Modbus error management in openHAB

rossko57 · April 25, 2019, 11:14pm

Positive action

Having seen that the error/timeout/retry loop can cause performance loss for survivors, and done what we can to optimize the loop, there is one more trick we could use. Simply not to enter the loop, or at least not so often. We’ve optimized our polling rate for normal use of course, but if we greatly reduce polling further after we’ve encountered a fault - we will also greatly reduce those time wasting error loops. We should still retry once in while, hoping that fault has been repaired – but every five minutes is probably enough.

Slave Thing disabling

Earlier we saw how to detect a failing poller Thing and use that to trigger a rule. Within that rule, we can use the openHAB REST API to disable the TCP/serial bridge Thing that “owns” the poller. That will also disable any other pollers on this Modbus slave.

The rule can also start an independent timer that will enable the Thing again in a few minutes. At that time, the binding will attempt to recover the connection to the slave and restart polling. Should this fail again, our rule will be triggered once more.

Rule "modbus slave22 error"
when
   // any poller Thing for this slave
   Thing "modbus:poller:slave22:s22_coils" changed or
   System started      // in case faulty at boot up
then
   var Tstatus = getThingStatusInfo("modbus:poller:slave22:s22_coils").getStatus()
   if (Tstatus.toString == "OFFLINE") {
      // set the TCP/serial bridge Thing offline
      // this will stop new polling requests on all associated pollers
     sendHttpPutRequest( "http://localhost:8080/rest/things/modbus:tcp:slave22/enable", "application/json", "false" )
      // now schedule a future recovery attempt
      createTimer(now.plusMinutes(5), [ |
         sendHttpPutRequest( "http://localhost:8080/rest/things/modbus:tcp:slave22/enable", "application/json", "true")
      ] )
   }
end

Note that you will likely see a couple of further errors logged after the disabling, as already scheduled polls work through the queue.

There is a potential snag – if we reboot with a faulty slave then the rule will not be triggered by poller status change and we would never reduce polling or attempt recovery.
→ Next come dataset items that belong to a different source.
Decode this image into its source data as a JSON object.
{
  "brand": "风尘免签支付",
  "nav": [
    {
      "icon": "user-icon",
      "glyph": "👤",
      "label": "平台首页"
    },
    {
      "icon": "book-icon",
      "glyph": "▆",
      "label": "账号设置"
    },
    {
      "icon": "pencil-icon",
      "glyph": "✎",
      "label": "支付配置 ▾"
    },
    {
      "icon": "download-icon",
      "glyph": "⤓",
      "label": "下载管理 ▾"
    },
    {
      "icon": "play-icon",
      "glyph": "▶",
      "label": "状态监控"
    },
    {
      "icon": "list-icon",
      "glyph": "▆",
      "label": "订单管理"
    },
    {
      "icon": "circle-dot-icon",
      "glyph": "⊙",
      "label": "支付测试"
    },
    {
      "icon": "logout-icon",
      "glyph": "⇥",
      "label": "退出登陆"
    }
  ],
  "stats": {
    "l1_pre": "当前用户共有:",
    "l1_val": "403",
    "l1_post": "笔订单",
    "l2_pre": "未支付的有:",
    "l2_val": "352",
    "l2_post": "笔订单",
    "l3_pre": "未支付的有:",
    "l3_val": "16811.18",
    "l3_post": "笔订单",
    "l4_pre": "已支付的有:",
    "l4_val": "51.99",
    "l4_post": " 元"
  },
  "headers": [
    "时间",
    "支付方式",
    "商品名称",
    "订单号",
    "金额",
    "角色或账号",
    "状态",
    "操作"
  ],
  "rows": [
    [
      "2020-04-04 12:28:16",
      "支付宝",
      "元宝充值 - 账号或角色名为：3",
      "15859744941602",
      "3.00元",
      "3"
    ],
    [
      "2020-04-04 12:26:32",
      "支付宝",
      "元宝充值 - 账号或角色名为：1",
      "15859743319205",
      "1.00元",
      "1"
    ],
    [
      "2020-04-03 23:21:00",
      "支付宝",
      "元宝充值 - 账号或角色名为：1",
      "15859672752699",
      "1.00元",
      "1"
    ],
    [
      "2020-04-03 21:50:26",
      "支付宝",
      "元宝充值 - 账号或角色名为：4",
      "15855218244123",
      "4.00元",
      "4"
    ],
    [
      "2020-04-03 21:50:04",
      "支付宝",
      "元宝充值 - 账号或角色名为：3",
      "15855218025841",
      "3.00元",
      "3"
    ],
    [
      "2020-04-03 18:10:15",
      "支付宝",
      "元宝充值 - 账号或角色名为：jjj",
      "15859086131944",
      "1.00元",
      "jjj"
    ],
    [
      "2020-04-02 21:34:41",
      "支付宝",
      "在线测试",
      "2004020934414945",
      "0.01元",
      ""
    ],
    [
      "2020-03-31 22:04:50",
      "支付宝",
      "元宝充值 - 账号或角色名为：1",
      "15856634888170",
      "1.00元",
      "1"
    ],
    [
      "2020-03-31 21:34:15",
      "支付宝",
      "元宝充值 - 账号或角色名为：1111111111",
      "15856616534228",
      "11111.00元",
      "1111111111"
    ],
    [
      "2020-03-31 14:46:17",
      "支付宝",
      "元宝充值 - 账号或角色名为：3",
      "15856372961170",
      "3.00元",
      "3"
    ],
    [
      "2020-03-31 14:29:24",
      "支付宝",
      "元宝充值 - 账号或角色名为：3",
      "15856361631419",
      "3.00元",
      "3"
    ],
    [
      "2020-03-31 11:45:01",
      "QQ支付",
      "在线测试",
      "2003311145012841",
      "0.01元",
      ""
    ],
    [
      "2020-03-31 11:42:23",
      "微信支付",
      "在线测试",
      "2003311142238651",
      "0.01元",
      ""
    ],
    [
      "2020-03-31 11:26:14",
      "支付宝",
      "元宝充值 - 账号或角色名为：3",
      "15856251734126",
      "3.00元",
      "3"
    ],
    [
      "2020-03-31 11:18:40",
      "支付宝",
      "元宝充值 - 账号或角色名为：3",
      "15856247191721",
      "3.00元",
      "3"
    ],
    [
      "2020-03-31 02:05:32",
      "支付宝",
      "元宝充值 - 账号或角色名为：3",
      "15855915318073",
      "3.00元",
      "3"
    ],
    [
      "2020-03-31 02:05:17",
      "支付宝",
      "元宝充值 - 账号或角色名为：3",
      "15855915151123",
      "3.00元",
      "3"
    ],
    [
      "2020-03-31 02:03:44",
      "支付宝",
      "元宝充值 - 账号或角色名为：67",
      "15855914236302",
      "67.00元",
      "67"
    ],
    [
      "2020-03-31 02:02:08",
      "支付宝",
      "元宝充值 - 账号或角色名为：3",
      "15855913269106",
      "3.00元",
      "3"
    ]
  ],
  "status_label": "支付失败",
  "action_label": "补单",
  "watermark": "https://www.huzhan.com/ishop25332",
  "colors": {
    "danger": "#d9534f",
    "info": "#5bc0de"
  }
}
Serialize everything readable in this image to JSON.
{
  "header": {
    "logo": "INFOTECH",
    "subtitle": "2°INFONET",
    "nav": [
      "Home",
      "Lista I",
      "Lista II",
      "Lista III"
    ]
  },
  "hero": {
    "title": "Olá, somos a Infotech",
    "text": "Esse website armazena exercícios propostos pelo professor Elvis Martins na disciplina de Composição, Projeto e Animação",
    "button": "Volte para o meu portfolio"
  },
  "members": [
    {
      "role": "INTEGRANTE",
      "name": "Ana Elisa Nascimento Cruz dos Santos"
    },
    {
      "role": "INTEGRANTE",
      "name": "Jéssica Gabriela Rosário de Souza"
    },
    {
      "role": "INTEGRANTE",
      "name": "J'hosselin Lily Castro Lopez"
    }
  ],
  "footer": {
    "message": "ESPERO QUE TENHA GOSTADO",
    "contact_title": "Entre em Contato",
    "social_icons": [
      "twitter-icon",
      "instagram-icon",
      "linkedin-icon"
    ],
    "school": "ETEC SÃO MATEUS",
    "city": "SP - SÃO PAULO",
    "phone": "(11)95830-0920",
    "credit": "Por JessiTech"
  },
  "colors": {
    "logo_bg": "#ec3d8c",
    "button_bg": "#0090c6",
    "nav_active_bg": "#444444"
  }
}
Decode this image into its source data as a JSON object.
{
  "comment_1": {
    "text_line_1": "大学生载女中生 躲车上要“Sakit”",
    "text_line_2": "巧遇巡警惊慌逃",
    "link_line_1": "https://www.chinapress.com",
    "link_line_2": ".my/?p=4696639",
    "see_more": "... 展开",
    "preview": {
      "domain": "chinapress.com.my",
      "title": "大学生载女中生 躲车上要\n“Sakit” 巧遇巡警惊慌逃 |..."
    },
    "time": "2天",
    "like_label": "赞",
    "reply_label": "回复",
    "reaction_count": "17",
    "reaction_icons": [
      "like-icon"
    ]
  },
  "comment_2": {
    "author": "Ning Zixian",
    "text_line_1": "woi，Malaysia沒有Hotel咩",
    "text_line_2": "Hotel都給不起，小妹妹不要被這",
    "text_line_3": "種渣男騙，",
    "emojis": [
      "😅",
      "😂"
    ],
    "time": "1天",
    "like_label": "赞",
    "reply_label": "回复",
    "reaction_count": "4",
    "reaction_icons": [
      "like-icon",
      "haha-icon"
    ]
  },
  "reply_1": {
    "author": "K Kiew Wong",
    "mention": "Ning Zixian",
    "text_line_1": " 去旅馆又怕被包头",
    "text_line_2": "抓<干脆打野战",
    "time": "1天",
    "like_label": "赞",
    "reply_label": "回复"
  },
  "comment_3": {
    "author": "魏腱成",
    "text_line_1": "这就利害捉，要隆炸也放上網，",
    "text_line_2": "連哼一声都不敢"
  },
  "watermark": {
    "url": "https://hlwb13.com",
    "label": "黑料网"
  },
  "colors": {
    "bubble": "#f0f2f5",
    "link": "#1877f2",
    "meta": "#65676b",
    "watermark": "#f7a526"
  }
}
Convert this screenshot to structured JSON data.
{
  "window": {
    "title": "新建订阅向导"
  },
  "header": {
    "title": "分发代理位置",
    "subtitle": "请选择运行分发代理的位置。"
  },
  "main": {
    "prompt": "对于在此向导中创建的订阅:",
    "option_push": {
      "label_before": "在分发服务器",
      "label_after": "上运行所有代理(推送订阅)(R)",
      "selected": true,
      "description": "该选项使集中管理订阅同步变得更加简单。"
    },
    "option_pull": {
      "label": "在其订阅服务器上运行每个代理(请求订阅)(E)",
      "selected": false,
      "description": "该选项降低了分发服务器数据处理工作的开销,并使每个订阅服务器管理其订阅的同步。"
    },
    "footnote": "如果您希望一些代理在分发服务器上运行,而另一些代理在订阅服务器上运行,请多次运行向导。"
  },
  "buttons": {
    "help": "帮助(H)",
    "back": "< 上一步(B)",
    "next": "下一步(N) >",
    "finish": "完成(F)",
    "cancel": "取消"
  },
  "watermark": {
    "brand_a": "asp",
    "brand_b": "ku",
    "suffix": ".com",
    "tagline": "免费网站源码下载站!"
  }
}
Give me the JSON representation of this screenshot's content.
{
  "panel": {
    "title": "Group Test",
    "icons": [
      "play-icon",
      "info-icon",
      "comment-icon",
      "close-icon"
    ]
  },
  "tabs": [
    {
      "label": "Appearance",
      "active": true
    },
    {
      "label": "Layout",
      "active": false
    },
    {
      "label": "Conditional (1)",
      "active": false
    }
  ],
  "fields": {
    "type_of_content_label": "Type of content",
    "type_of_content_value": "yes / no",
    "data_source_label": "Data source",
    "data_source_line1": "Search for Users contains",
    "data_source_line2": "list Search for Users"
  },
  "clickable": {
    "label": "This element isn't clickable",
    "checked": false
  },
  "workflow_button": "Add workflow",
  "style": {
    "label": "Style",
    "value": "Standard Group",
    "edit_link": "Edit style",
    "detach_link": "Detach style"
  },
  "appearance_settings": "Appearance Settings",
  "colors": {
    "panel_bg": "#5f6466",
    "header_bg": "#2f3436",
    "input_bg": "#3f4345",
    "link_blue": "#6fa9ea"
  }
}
The workaround is addition of System started to the rule trigger; normally the poller will not be offline at boot, but if it is we will start our periodic attempts instead of regular polling.

You could instead use the REST API to alter the refresh parameter of the poller Thing. You would also need to arrange for restoration of “normal” refresh parameter. There are drawbacks to that method:

(a) It won’t work if you use xxx.things text files to configure modbus, not editable later.

(b) You may have several pollers to manage for each slave.

Summary

Some simple rules can further reduce performance impact of Modbus faults, while still allowing for automatic recovery after “repair”.